Inside the conservation facility, Marinari points to a ferret poking its head up out of plastic tubing on the bottom of its cage.

"She’s doing something -- what we call periscoping," he says. "And that's a behavior that you often see in the wild, where a ferret would pop its head up out of a prairie-dog burrow and, basically, turn around and take in the entire scene, like a submarine periscope."

Ferrets live in prairie-dog burrows. Ranchers killed many of these prairie dogs 70 years ago to make way for grazing cattle, and both the prairie dog and the ferret received protection under the Endangered Species Act. Prairie dogs, however, have recovered much more quickly than ferrets. Ranchers now say there are too many prairie dogs on the plain.

Kevin Kruse grazes cattle on national grasslands in the South Dakota Conata Basin. He says the prairie dogs have changed the ecosystem.

"It looks more like a parking lot than it does like a grassland," he says. "When the wind blows hard, the dust rises in the air -- sometimes 50 to 100 feet."

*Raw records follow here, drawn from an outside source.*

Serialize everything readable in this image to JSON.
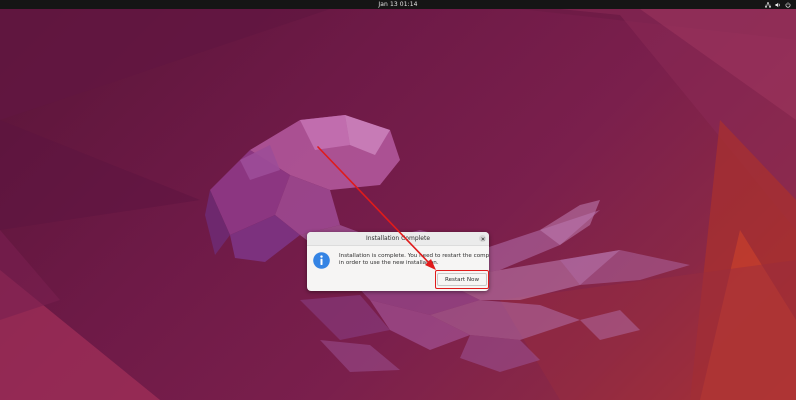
{
  "topbar": {
    "clock": "Jan 13  01:14",
    "tray_icons": [
      "network-icon",
      "volume-icon",
      "power-icon"
    ]
  },
  "dialog": {
    "title": "Installation Complete",
    "message_line1": "Installation is complete. You need to restart the computer",
    "message_line2": "in order to use the new installation.",
    "button_label": "Restart Now",
    "icon": "info-icon"
  },
  "colors": {
    "topbar": "#151515",
    "wallpaper_base": "#6e1a47",
    "wallpaper_warm": "#b3362f",
    "info_icon": "#3584e4",
    "annotation": "#e01b1b"
  }
}
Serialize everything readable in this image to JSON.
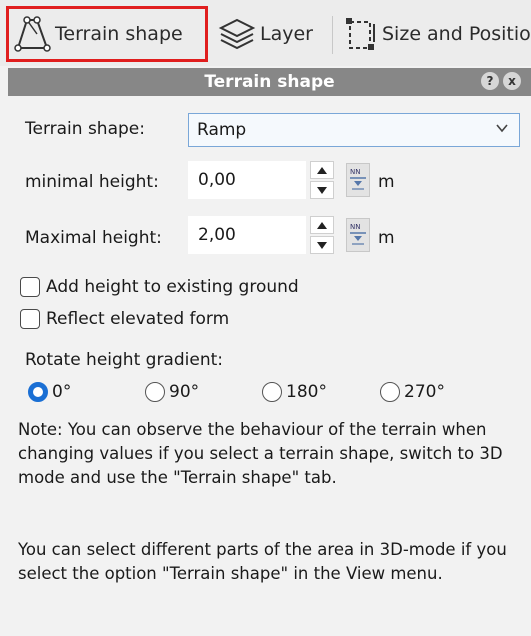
{
  "tabs": {
    "terrain_shape": "Terrain shape",
    "layer": "Layer",
    "size_position": "Size and Positio"
  },
  "panel": {
    "title": "Terrain shape",
    "help_glyph": "?",
    "close_glyph": "x"
  },
  "form": {
    "terrain_shape_label": "Terrain shape:",
    "terrain_shape_value": "Ramp",
    "min_height_label": "minimal height:",
    "min_height_value": "0,00",
    "max_height_label": "Maximal height:",
    "max_height_value": "2,00",
    "unit": "m"
  },
  "options": {
    "add_height_label": "Add height to existing ground",
    "add_height_checked": false,
    "reflect_label": "Reflect elevated form",
    "reflect_checked": false
  },
  "rotate": {
    "label": "Rotate height gradient:",
    "choices": [
      "0°",
      "90°",
      "180°",
      "270°"
    ],
    "selected": "0°"
  },
  "notes": {
    "note1": "Note: You can observe the behaviour of the terrain when changing values if you select a terrain shape, switch to 3D mode and use the \"Terrain shape\" tab.",
    "note2": "You can select different parts of the area in 3D-mode if you select the option \"Terrain shape\" in the View menu."
  },
  "colors": {
    "highlight_border": "#e01e1e",
    "panel_header": "#878787",
    "radio_selected": "#1a6fd4"
  }
}
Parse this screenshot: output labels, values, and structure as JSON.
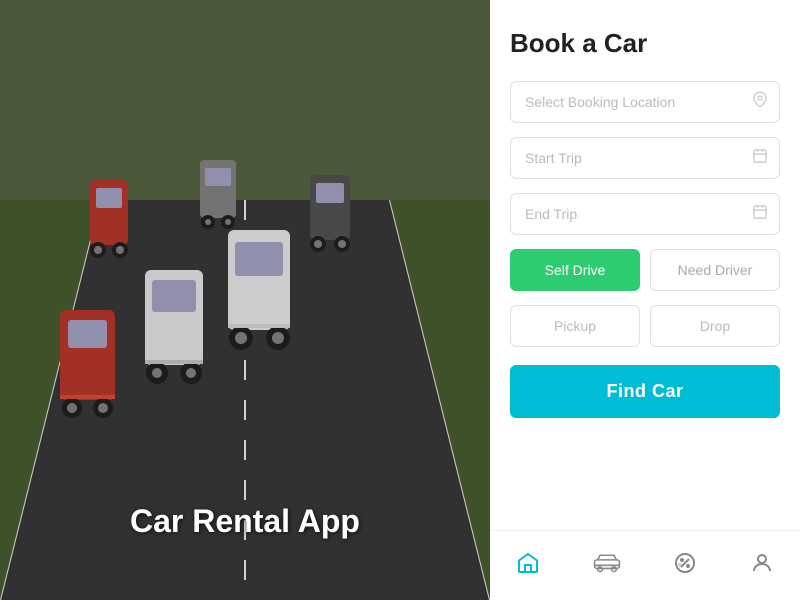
{
  "left": {
    "app_title": "Car Rental App"
  },
  "right": {
    "form_title": "Book a Car",
    "location_placeholder": "Select Booking Location",
    "start_trip_placeholder": "Start Trip",
    "end_trip_placeholder": "End Trip",
    "drive_options": [
      {
        "label": "Self Drive",
        "active": true
      },
      {
        "label": "Need Driver",
        "active": false
      }
    ],
    "location_options": [
      {
        "label": "Pickup"
      },
      {
        "label": "Drop"
      }
    ],
    "find_car_label": "Find Car"
  },
  "bottom_nav": [
    {
      "icon": "home",
      "label": "home",
      "active": true
    },
    {
      "icon": "car",
      "label": "car",
      "active": false
    },
    {
      "icon": "offer",
      "label": "offer",
      "active": false
    },
    {
      "icon": "profile",
      "label": "profile",
      "active": false
    }
  ]
}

The Forest Service, which manages the grassland, is considering poisoning more prairie dogs to appease the ranchers. Jonathon Proctor, who works for Defenders of Wildlife, an endangered species organization, says this would also destroy the black-footed ferret population.

"If we won't allow an endangered species -- the black-footed ferret -- and its important habitat -- the black-tailed prairie dog colonies -- to survive in this one spot, without destroying them, exactly where are we going to let them survive?" he asks.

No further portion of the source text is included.